Venerdì, 14 Maggio 2021
Cronaca

Cani segnalati in uno dei padiglioni della Biennale: "Stop all'uso degli animali"

Due associazioni hanno scritto a Comune e polizia municipale. "Anche se è tutto in regola siamo contrari a ogni tipo di sfruttamento degli animali". L'artista assicura: nessuno stress

Manca ancora qualche giorno all'apertura della Biennale di Venezia, ma degli "ospiti" inattesi sono stati notati sul posto già da venerdì scorso: due associazioni animaliste hanno diffuso le foto di alcuni cani che si troverebbero all'interno del padiglione tedesco del festival, parte di una delle performance artistiche che andranno in scena a partire dal 13 maggio.

La situazione è stata segnalata da Gruppo Vegan Venezia e Lav Venezia, che hanno scritto alle istituzioni competenti (Comune, polizia municipale e Ulss) per chiedere di verificare la regolarità della cosa. "In occasione dell'imminente apertura della 57. esposizione internazionale d'arte - si legge nella lettera - è stato realizzato un recinto-gabbia, in parte in ferro e in parte in vetro, che ingloba la parte frontale di uno dei padiglioni.

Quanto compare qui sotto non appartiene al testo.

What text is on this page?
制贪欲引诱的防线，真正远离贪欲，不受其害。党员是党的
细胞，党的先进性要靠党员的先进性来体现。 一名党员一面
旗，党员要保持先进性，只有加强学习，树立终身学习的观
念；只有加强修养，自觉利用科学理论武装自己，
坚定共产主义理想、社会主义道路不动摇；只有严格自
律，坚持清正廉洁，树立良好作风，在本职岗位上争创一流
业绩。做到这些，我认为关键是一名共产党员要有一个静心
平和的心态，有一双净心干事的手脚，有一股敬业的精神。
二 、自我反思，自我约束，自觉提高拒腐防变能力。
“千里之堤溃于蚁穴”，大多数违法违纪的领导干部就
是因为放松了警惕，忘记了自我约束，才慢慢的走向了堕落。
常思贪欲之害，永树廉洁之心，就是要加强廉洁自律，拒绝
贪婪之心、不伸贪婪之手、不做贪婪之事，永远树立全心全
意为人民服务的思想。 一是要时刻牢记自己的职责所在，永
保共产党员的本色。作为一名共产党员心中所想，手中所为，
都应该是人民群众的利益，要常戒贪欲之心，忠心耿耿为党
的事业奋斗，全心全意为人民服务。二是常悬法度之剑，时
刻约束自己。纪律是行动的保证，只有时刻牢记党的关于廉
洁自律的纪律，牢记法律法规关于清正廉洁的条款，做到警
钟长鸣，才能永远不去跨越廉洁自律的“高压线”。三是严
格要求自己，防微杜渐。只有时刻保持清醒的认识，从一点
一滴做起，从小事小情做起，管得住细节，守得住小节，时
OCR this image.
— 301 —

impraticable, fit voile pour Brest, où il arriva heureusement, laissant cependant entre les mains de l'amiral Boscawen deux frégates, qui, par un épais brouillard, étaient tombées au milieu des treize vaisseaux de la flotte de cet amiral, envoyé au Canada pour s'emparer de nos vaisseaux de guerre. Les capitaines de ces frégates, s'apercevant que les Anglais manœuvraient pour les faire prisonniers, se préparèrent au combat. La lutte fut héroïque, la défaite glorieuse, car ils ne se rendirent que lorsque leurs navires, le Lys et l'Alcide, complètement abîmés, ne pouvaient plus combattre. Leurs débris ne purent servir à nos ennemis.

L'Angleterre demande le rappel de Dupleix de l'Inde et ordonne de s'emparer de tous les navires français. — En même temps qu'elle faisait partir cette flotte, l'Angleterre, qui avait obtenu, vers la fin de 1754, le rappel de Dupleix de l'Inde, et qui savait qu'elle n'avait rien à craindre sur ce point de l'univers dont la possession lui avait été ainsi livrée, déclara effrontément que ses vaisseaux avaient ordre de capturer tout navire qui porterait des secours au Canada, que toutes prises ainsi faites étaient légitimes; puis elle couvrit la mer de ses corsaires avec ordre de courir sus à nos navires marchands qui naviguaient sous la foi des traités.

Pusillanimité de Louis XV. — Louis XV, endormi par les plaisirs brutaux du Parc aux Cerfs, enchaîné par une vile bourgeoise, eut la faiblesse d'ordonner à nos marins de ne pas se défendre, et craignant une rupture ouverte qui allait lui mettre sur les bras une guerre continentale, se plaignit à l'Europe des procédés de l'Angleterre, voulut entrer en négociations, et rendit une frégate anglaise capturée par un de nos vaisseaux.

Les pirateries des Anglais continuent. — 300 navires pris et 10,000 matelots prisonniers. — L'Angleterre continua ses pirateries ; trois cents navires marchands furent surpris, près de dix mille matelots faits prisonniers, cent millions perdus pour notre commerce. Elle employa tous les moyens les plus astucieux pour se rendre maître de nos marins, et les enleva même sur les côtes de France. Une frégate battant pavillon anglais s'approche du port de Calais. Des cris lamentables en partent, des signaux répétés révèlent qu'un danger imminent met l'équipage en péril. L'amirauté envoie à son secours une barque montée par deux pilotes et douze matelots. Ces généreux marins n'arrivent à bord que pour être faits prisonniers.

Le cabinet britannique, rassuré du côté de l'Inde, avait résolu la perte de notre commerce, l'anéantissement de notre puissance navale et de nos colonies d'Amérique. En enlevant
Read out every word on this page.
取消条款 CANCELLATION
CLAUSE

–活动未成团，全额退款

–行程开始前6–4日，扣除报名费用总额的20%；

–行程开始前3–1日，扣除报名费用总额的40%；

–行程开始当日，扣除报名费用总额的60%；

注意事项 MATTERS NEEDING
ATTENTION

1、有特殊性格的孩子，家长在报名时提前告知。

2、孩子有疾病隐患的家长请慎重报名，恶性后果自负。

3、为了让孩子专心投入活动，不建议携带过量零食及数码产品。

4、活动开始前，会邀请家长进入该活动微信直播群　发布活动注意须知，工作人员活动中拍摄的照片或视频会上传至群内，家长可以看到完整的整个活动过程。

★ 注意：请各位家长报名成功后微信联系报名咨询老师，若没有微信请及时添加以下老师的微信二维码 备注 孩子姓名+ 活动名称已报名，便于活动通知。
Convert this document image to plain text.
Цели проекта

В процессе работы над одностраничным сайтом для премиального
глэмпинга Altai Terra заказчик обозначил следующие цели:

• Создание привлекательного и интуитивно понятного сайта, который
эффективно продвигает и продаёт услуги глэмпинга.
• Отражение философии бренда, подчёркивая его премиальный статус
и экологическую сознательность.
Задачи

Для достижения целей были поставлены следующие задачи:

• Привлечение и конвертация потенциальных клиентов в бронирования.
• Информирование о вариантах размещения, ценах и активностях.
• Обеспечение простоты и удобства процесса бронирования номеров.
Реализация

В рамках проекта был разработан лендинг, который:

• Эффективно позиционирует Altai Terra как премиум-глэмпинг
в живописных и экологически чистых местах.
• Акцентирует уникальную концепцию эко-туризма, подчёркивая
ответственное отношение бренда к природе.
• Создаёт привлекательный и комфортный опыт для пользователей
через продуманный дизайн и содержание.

Nel recinto sono stati collocati due cani che - da quanto si è appreso - faranno parte integrante della mostra-performance lì ospitata".

"Immaginiamo che dal punto di vista sanitario e veterinario tutte le regole siano rispettate - spiega Cristina Romieri del Gruppo Vegan - Ma al di là di questo, ciò che vogliamo denunciare è che ancora una volta gli artisti utilizzano in maniera inappropriata degli esseri viventi. L'essere in una gabbia con il continuo passare accanto di migliaia di visitatori produrrà loro un inevitabile stress in uno spazio ristretto che non è certo il loro habitat naturale. Chiediamo pertanto alle istituzioni competenti di verificare lo stato di salute degli animali, anche dal punto di vista del loro benessere psico-fisico".

L'artista, Anne Imhof, ha però assicurato che i cani non saranno maltrattati in alcun modo. Specificando di aver ottenuto tutte le autorizzazioni dell’ufficio veterinario dopo le opportune verifiche, ha spiegato che si tratta di una famiglia di 6 dobermann i cui componenti prenderanno parte alla performance a rotazione, in uno spazio a loro dedicato, esterno al padiglione e separato dai visitatori. Nel "tempo libero" gli animali, che sono abituati a stare con il pubblico, saranno portati in uno spazio per il riposo oppure a passeggio o a casa.